The M-theory to understand black holes [closed]

I am a layman in astronomy. Can someone please explain it to me whether the M-theory can be used to explain what is happening in the centre of the black hole where the singularity exists? Or is it still necessary to peek inside a black hole to gain that information?

• I suspect that an M-theory description of a black hole could fill a few books, and perhaps win a Nobel. I think this makes it too broad. – James K Jun 9 '17 at 16:54

Can someone please explain it to me whether the M-theory can be used to explain what is happening in the centre of the black hole where the singularity exists?

In Layman astronomy - yes, M-Theory (and probably a few string theories) do explain in detail what happens at the singularity, but it's a mathematical construct, not a testable hypothesis, so what it tells you might be wrong and little more than creative but irrelevant mathematics.

Looking inside a black hole, well, that's not a good idea either. Even if you were able to see what happened, you wouldn't be able to send a message back telling anyone, so that's also no help.

Quantum physics is all a model anyway, but it's a good model because it provides accurate answers and it predicted the existence of particles that were later discovered. Relativity is a good model too that stood up to testing. Good models are useful and highly accurate and provide answers.

M-theory is a mathematical construct. That's a different thing entirely. It could still end up being right, but until it's testable, it's really just a mathematical exercise. They really shouldn't call it a theory, it should be M-Hypothesis and String-Hypothesis. They aren't real theories.

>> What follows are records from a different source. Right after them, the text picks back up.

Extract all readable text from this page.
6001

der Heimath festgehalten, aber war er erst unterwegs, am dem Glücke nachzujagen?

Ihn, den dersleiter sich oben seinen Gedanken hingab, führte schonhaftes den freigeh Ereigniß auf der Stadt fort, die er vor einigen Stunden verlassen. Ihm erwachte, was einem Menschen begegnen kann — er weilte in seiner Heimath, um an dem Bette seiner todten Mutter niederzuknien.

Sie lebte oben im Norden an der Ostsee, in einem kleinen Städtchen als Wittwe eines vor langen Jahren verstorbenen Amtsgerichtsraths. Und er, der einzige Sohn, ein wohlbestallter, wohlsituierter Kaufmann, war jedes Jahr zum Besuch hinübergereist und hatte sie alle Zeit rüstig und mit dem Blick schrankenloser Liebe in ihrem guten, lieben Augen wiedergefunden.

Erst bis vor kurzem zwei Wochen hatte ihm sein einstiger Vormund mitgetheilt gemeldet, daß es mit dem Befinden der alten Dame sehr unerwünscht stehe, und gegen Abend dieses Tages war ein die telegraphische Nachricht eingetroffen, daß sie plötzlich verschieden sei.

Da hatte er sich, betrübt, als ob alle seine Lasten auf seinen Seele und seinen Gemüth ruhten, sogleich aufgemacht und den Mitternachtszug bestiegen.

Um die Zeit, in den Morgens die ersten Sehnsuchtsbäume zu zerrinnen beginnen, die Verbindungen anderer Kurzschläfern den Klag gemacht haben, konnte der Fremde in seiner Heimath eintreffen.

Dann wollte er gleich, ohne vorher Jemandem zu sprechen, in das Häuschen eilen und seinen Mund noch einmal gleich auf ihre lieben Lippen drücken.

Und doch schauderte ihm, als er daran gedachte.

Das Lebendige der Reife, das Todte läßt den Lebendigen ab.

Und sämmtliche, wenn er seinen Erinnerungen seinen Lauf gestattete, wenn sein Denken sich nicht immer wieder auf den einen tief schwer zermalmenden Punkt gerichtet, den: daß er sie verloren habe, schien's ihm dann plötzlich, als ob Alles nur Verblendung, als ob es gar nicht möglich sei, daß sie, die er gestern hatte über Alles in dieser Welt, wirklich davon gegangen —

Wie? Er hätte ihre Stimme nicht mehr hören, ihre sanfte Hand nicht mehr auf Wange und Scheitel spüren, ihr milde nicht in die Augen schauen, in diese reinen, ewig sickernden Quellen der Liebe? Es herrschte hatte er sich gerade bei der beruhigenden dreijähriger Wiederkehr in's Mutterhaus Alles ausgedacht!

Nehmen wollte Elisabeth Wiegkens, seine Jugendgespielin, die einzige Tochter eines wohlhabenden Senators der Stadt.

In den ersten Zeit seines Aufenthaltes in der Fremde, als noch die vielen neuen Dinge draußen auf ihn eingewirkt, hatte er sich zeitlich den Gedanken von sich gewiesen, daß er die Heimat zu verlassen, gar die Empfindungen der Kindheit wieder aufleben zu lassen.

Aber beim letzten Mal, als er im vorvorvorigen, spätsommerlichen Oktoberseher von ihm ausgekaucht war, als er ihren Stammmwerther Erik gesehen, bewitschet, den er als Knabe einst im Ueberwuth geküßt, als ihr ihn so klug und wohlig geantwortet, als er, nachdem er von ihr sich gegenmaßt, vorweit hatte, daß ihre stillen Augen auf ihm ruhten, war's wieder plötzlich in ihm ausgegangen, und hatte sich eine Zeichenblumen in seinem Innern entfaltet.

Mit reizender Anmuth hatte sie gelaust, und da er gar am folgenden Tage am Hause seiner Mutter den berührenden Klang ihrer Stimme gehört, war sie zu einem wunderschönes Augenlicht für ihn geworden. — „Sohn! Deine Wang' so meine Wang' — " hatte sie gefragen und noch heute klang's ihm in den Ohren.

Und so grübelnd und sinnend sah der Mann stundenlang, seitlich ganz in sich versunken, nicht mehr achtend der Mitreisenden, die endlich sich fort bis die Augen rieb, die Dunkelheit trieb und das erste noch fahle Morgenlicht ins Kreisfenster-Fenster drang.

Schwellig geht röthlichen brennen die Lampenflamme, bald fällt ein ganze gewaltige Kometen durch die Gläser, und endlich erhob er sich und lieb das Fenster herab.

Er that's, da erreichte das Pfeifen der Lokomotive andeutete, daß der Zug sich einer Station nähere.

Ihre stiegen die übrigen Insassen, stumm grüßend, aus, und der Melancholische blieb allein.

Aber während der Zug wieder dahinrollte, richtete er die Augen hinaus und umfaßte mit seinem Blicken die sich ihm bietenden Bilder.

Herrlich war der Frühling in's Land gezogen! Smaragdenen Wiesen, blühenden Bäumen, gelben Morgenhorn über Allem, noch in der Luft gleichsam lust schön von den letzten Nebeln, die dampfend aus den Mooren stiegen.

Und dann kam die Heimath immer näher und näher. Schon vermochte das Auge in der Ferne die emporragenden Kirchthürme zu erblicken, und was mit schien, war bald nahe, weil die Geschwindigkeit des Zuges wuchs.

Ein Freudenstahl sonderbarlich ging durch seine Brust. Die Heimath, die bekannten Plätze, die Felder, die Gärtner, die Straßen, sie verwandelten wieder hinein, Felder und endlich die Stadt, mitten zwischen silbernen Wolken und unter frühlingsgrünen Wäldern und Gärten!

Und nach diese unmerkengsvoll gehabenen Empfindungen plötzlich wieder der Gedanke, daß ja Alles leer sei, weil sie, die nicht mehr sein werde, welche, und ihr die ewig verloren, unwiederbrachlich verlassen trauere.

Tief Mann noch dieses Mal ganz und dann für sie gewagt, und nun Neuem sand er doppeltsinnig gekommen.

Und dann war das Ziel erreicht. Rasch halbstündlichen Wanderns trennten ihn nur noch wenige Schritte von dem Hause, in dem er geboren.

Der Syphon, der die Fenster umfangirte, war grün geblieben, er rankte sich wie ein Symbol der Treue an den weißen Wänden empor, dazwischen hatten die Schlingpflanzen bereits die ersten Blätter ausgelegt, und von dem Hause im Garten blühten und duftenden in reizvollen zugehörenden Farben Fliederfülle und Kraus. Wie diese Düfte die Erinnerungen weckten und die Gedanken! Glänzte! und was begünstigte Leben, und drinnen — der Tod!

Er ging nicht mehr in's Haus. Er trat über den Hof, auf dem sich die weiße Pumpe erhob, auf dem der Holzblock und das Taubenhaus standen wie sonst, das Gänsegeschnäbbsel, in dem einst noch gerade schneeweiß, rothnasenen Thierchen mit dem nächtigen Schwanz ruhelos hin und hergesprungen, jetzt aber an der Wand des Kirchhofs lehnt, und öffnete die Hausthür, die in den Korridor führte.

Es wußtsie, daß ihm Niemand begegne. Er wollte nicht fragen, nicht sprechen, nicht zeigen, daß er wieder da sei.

If I may quote Shakespeare from Henry IV, just for fun:

GLENDOWER

I can call spirits from the vasty deep.


HOTSPUR

Why, so can I, or so can any man;
But will they come when you do call for them?


I'm personally much more comfortable with the "both accepted theories, relativity and quantum theory, break down at the singularity, so we don't know what happens".

If you prefer that M-Theory says what happens, preferring that answer is entirely optional, but I think the majority of people in this field are more comfortable with the we don't know answer.